While standing in line I saw  my aunt and her new husband walking up to the venue. They were DJing the in between sets for the show. They had my dad help them load into the venue and 5 minutes later he walked out to get me. I immediately sent him back out for Kim. There we were: two teenage girls standing in the venue way ahead of anyone else. My eyes widened when Kevin walked down but he headed straight for a little girl in a wheelchair (as well he should!). Then AJ showed his face. And ooh... was that a face! So he said goodbye to the little girl and bee-lined to Kim and me. We smiled our smiles and talked to AJ McLEAN! AJ asked me how to spell my name about 4 times. Kim laughed at how easily distracted he was while we talked. I asked him where we could stand and he goes "Baby, you're already in. You're front row...or wherever you want to be..." I don't know what melted my 15 year old heart more "Baby" or "Front Row". As much as I was drowning (hehehe) in AJ's flirtiness, I wanted to find the blond one. I wanted Nick Carter face time.

Cameras were NOT allowed in the venue but that didn't stop my aunt  and dad from trying to get hers to work fast enough. It didn't. However, my aunt's husband did manage to get me some highly guarded video from that night. No, it's not on Youtube. Yes, it its amazing quality.

AJ must be brave because he asked a 15 year old girl who her favorite BSB was (and honestly, WHO DOES THAT?!?) I answered honestly anyway. "Nick". He smirked and said "I shoulda known...its always Nick!". We talked more and he hugged us multiple times. Then he told me to stay right there because he was bringing me a surprise. Sure enough, as soon as Nick and Brian's heads peeped around the stage curtain, the doors to HOB were opened and they had to quick turn and revert to safety. I dropped all my stuff (including my AJ McLean personalized autograph) at my dad and ran to the front row.

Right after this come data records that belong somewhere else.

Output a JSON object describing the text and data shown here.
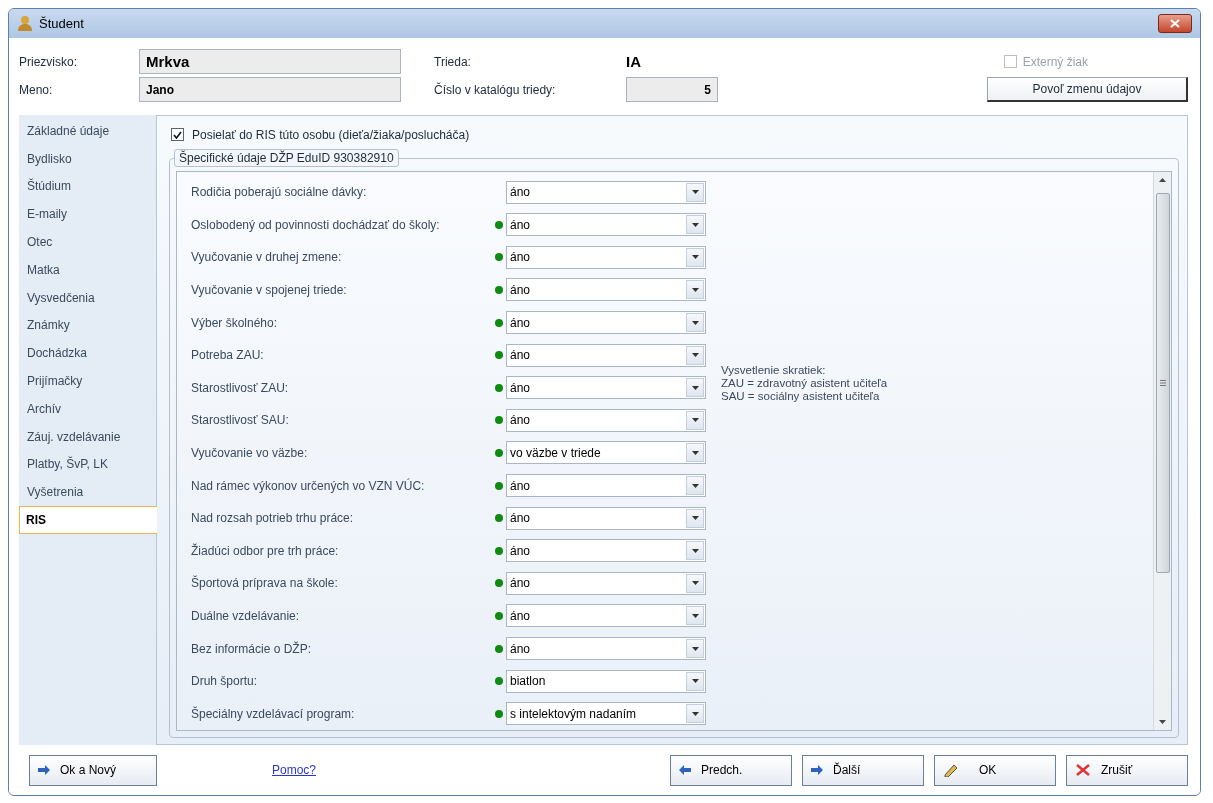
{
  "window": {
    "title": "Študent"
  },
  "header": {
    "surname_label": "Priezvisko:",
    "surname": "Mrkva",
    "name_label": "Meno:",
    "name": "Jano",
    "class_label": "Trieda:",
    "class": "IA",
    "catalog_label": "Číslo v katalógu triedy:",
    "catalog": "5",
    "external": {
      "label": "Externý žiak",
      "checked": false,
      "disabled": true
    },
    "enable_button": "Povoľ zmenu údajov"
  },
  "sidebar": {
    "items": [
      {
        "label": "Základné údaje",
        "selected": false
      },
      {
        "label": "Bydlisko",
        "selected": false
      },
      {
        "label": "Štúdium",
        "selected": false
      },
      {
        "label": "E-maily",
        "selected": false
      },
      {
        "label": "Otec",
        "selected": false
      },
      {
        "label": "Matka",
        "selected": false
      },
      {
        "label": "Vysvedčenia",
        "selected": false
      },
      {
        "label": "Známky",
        "selected": false
      },
      {
        "label": "Dochádzka",
        "selected": false
      },
      {
        "label": "Prijímačky",
        "selected": false
      },
      {
        "label": "Archív",
        "selected": false
      },
      {
        "label": "Záuj. vzdelávanie",
        "selected": false
      },
      {
        "label": "Platby, ŠvP, LK",
        "selected": false
      },
      {
        "label": "Vyšetrenia",
        "selected": false
      },
      {
        "label": "RIS",
        "selected": true
      }
    ]
  },
  "send_checkbox": {
    "label": "Posielať do RIS túto osobu (dieťa/žiaka/poslucháča)",
    "checked": true
  },
  "group": {
    "title": "Špecifické údaje DŽP EduID 930382910",
    "rows": [
      {
        "label": "Rodičia poberajú sociálne dávky:",
        "value": "áno",
        "marked": false
      },
      {
        "label": "Oslobodený od povinnosti dochádzať do školy:",
        "value": "áno",
        "marked": true
      },
      {
        "label": "Vyučovanie v druhej zmene:",
        "value": "áno",
        "marked": true
      },
      {
        "label": "Vyučovanie v spojenej triede:",
        "value": "áno",
        "marked": true
      },
      {
        "label": "Výber školného:",
        "value": "áno",
        "marked": true
      },
      {
        "label": "Potreba ZAU:",
        "value": "áno",
        "marked": true
      },
      {
        "label": "Starostlivosť ZAU:",
        "value": "áno",
        "marked": true
      },
      {
        "label": "Starostlivosť SAU:",
        "value": "áno",
        "marked": true
      },
      {
        "label": "Vyučovanie vo väzbe:",
        "value": "vo väzbe v triede",
        "marked": true
      },
      {
        "label": "Nad rámec výkonov určených vo VZN VÚC:",
        "value": "áno",
        "marked": true
      },
      {
        "label": "Nad rozsah potrieb trhu práce:",
        "value": "áno",
        "marked": true
      },
      {
        "label": "Žiadúci odbor pre trh práce:",
        "value": "áno",
        "marked": true
      },
      {
        "label": "Športová príprava na škole:",
        "value": "áno",
        "marked": true
      },
      {
        "label": "Duálne vzdelávanie:",
        "value": "áno",
        "marked": true
      },
      {
        "label": "Bez informácie o DŽP:",
        "value": "áno",
        "marked": true
      },
      {
        "label": "Druh športu:",
        "value": "biatlon",
        "marked": true
      },
      {
        "label": "Špeciálny vzdelávací program:",
        "value": "s intelektovým nadaním",
        "marked": true
      }
    ],
    "legend": [
      "Vysvetlenie skratiek:",
      "ZAU = zdravotný asistent učiteľa",
      "SAU = sociálny asistent učiteľa"
    ]
  },
  "footer": {
    "ok_new": "Ok a Nový",
    "help": "Pomoc?",
    "prev": "Predch.",
    "next": "Ďalší",
    "ok": "OK",
    "cancel": "Zrušiť"
  }
}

Girls started asking me what time I got there because they had been there since early that morning and did not meet me yet. When I said "6:30pm" they were pissed. When they saw the All Access pass on my jeans, they were more pissed. The concert was amazing. I saw LFO for the first time. For 4 years following that, I would see LFO at least once per birthday celebration without fail and without trying. BSB came out, performed and Nick kneeled right in front of me to sing "I'll Never Break Your Heart". Years later when he sang "Heaven" at a Aaron Carter concert to me (another story for another day, thanks to the concert gods), I would immediately revert to being 15 and thinking he was the dreamiest of dream boys alive.

After that show I was on cloud 82. Cloud 9 was a long gone rest stop as far as I was concerned. The only thing that exceeded that feeling was a few weeks later when both BSB and 'NSYNC performed at Orlando Bands Together.

To this day I have that access pass, the autographed picture, a million memories and the tape of Nick Carter grinding during "Hey Mr DJ". It almost feels pedofile-ish to watch that now. He was just 17. LOL

So I got to the register and the lady at Target told me to have a good day. Oh, little did she know, I've had good days. I've had amazing days. I've had days people can't even dream about in my life. I smiled back and ripped the cellophane off my new BSB cd knowing that it would be another year, another good day. The Universe can make me older, give me responsibility, hound me with mortgages, electric bills, credit checks, broken promises, bad relationships, lost friendships, and a lot of other unpleasant things. But it can't take away those teenage years. It can't make me un-live the amazing days I've had full of friendships, carelessness and great music. It can't stop the days I know are yet to come and be even greater.

Today, the eve of my 26th birthday, is the one year anniversary of UNBREAKABLE. Though I was dreading being in the last year of my "mid-20s", I can't help but look back over the past quarter century and see more bright days than dull ones. Yes, I've had some hard days and worse nights. But the soundtrack is amazing.